Amor Dei intellectualis
L'«*amore intellettuale di Dio*» è il vertice dell'*Etica* di Spinoza. Nasce dal terzo genere di conoscenza — l'intuizione che coglie le cose singole «*sotto la specie dell'eternità*» — come una gioia accompagnata dall'idea di Dio assunto come causa. Non l'amore di un Dio immaginato presente, ma quello che segue dal concepire che Dio è eterno. Eterno esso stesso, è la parte attraverso cui lo spirito umano partecipa all'amore infinito con cui Dio ama se stesso.
Du troisième genre de connaissance naît nécessairement un Amour intellectuel de Dieu.
Spinoza distingue tre generi di conoscenza: l’immaginazione, la ragione dimostrativa e un terzo — la scientia intuitiva — che procede « dall’idea adeguata dell’essenza formale di certi attributi di Dio alla conoscenza adeguata dell’essenza delle cose ». Conoscere così una cosa singolare significa coglierla nel modo in cui discende dalla necessità divina, nella sua eternità.
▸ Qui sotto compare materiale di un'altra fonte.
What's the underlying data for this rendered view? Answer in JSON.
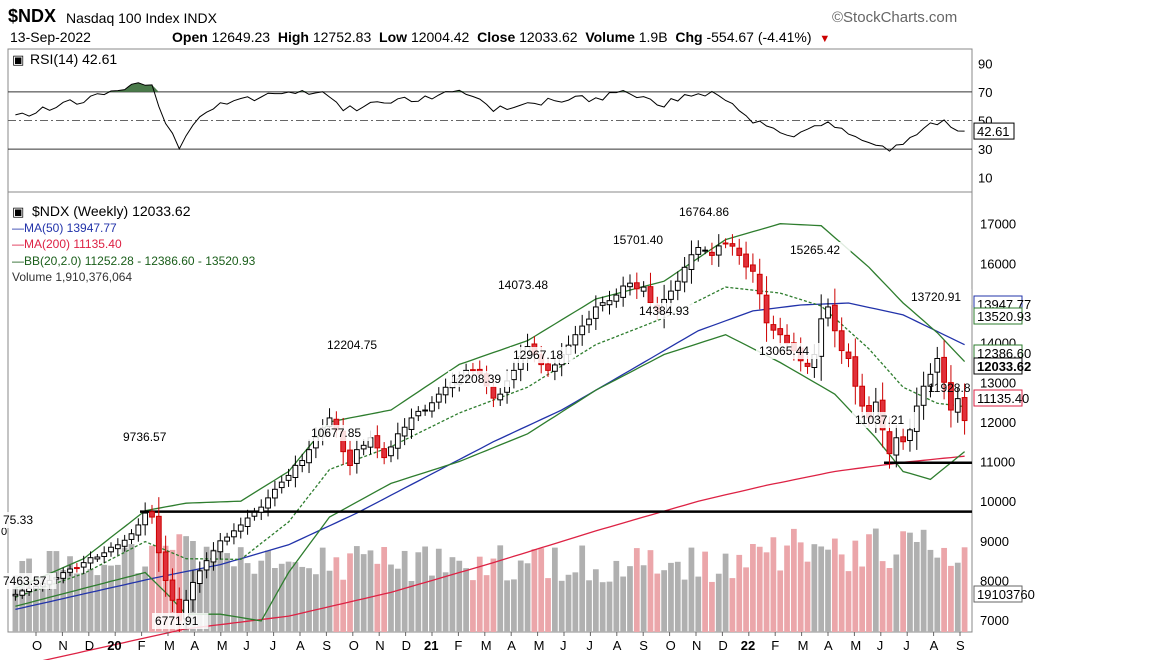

Da questa conoscenza nasce una gioia; e ogni gioia è accompagnata dall’idea della sua causa. Qui la causa è Dio stesso: la gioia diventa amor Dei intellectualis.
Questo amore non è un’effusione: è un atto dell’intelletto. E poiché il suo oggetto è eterno, lo è anch’esso — « L’Amore intellettuale di Dio, che nasce dal terzo genere di conoscenza, è eterno ». Anzi, Spinoza lo pone come « l’amore stesso con cui Dio ama se stesso », in quanto tale amore si spiega attraverso l’essenza dell’anima umana. La beatitudine non è dunque la ricompensa della virtù: è la virtù stessa, lo stato di chi conosce secondo questo terzo genere.
Da distinguere dall’amore-passione, che dipende da una causa esterna immaginata come presente e perisce con essa; l’amor Dei intellectualis non può essere distrutto, perché il suo oggetto non può cessare di essere. Da distinguere anche dalla bhakti, devozione a un Dio personale che si adora aspettandone l’amore in cambio: in Spinoza, « chi ama Dio non può sforzarsi perché Dio lo ami a sua volta », poiché Dio non è soggetto ad alcuna passione. Amor Dei intellectualis ≠ adorazione: non si chiede nulla, si comprende.